Wednesday, October 29, 2008

ode to aaron.

This is something I wrote at Governor's School.

Background: Aaron S. was a TA/C (teacher's assistant/counselor). I was ridiculously curious about him; he seemed really unfriendly and unapproachable, but occasionally would do funny or sweet things. Also, he had a black afro. Like, a real afro. But on a white guy. Anyway, he was supervising study hall one night, and he was reading this essay to us about the roles of women, and I misbehave so I was doing this instead.


Study Hall Reflections

you just like saying "sex."
don't trip over your words, we'll lose respect for you.

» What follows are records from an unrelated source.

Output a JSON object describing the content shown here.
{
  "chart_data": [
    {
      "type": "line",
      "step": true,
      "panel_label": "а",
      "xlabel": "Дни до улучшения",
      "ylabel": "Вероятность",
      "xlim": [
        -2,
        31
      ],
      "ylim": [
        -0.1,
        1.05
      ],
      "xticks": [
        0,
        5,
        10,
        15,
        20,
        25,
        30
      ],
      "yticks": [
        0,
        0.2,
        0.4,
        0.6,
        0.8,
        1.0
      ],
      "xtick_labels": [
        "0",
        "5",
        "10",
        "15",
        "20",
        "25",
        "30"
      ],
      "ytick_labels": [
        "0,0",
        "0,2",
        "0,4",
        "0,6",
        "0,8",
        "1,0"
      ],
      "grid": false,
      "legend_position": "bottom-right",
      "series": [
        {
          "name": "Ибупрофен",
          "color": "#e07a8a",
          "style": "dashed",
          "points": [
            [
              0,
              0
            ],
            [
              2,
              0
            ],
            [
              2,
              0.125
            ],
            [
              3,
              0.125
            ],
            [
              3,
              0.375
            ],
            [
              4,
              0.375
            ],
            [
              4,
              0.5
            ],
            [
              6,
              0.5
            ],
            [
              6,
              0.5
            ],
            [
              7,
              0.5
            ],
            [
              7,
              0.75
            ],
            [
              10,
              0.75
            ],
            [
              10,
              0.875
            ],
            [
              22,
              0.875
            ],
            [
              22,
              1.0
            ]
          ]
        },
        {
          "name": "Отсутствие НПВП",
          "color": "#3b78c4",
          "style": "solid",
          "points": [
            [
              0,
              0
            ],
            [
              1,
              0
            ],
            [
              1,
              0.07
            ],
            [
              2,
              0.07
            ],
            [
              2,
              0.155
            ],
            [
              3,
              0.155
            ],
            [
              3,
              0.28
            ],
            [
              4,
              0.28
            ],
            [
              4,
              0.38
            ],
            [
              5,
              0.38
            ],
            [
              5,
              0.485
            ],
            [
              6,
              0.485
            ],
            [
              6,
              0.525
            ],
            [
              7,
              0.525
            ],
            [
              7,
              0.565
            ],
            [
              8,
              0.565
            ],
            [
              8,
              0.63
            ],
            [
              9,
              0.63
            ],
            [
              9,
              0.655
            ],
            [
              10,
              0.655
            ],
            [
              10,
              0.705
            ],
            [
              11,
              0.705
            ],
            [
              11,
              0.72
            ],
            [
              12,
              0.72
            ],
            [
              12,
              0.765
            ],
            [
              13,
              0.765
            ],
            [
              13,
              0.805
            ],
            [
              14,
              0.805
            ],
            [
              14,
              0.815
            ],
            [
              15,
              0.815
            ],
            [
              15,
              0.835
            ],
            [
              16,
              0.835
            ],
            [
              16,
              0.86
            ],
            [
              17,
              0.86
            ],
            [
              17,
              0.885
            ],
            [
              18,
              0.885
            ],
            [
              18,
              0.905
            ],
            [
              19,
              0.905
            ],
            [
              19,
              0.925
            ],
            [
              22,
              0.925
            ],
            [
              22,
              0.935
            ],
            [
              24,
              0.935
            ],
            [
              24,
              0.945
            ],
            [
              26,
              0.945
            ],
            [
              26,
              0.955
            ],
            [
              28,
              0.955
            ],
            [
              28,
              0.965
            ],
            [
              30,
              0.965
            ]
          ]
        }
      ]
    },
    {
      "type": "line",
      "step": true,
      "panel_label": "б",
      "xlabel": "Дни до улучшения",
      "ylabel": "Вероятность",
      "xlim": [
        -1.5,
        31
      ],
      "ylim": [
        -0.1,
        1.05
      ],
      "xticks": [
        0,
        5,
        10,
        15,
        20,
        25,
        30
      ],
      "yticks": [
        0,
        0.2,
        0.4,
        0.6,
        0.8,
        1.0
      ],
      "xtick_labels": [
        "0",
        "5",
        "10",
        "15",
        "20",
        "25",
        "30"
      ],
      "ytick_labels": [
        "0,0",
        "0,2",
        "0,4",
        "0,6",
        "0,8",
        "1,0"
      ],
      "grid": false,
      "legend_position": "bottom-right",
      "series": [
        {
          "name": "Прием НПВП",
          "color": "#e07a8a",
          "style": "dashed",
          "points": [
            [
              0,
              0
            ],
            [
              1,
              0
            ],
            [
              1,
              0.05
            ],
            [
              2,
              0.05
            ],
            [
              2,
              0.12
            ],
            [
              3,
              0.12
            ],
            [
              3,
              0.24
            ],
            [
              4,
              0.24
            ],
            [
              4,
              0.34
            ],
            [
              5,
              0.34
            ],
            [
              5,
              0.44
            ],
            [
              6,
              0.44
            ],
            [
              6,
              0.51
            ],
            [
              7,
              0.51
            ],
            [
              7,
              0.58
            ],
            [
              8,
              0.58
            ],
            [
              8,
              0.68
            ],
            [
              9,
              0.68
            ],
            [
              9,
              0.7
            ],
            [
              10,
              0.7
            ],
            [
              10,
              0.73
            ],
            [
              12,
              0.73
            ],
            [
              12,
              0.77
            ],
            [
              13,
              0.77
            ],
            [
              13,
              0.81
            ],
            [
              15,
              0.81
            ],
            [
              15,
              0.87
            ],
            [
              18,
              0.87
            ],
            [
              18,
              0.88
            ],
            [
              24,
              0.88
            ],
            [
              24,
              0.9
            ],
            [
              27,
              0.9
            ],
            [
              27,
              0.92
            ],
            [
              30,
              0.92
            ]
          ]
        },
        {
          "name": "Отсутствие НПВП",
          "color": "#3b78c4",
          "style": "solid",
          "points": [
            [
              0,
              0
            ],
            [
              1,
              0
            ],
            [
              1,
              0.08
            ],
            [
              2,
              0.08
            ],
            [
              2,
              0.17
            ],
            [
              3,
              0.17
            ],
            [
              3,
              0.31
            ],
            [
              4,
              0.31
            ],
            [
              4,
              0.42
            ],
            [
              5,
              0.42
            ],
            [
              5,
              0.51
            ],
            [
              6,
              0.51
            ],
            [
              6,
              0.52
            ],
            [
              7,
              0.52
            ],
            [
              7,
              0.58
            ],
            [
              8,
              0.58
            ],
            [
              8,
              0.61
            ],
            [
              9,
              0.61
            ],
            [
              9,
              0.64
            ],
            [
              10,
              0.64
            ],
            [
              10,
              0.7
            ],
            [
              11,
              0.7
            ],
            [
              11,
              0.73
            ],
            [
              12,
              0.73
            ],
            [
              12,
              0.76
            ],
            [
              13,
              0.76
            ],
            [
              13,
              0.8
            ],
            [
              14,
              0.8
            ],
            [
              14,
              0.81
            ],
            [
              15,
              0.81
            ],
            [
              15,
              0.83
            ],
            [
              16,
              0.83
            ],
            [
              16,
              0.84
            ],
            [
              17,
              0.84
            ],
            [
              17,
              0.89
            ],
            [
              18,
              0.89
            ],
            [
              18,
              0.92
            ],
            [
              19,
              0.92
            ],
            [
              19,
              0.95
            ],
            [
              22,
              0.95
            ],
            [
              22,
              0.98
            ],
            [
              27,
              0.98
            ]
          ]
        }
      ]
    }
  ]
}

is the fluffy hedge of oddly dark hair
an expression of self?--how cute.
a Jew thing?--I know your last name. and yes, that's a stereotype.
an interesting counterpoint to the strong jaw and straight nose?
a complement to the large eyebrows?
...I wonder how you would look without it. which other features would take its place?
would you be nondescript?
perhaps that is the reason.

though I might think that one who holds so much value for every single human life would try to avoid that kind of self-aggrandizing tendency toward being a subject of attention greater than others.

you fidget. a lot.
bare feet twitch and cordorouy-clad knees bounce.
you tread the room and inspect light switches.
all that energy--
--and yet NO FACIAL EXPRESSION.

oh--another possibility for the 'fro.
you like to play with it.
large and surprisingly slender hands
pull and pluck and preen and pick
odd shapes in the springing curls
--Dr. Katz, Elvis, a few variations on the same, terribly disturbing Bozo the Clown.

I am fascinated by how you fascinate me.

intellectually...
you are thoughtful. philosophical. a self-defined Kantian.
introspective. politically minded.
and you would flip a coin when deciding whether to rescue 30 people on on side of a volcanic island or 3 people on the other.
"30 people are a lot more useful than 3; you have to think rationally."
"God, a lot of you are utilitarians."

physically...
you scare the hell out of me.
the rare smile seems to fight the rigid muscle of your jaw and looks awfully out of place
--a grim reminder that, no matter how interesting you are,
I can't look you in the eyes.

but your T-shirt says you like the Decemberists. maybe it's not a lost cause.

2 comments:

Robert said...

I miss him.

bitchntomato said...

even though i know nothing about that tac, this is totally awesome. because I had many many similar thoughts about the faculty at GSW. especially my area 2 teacher.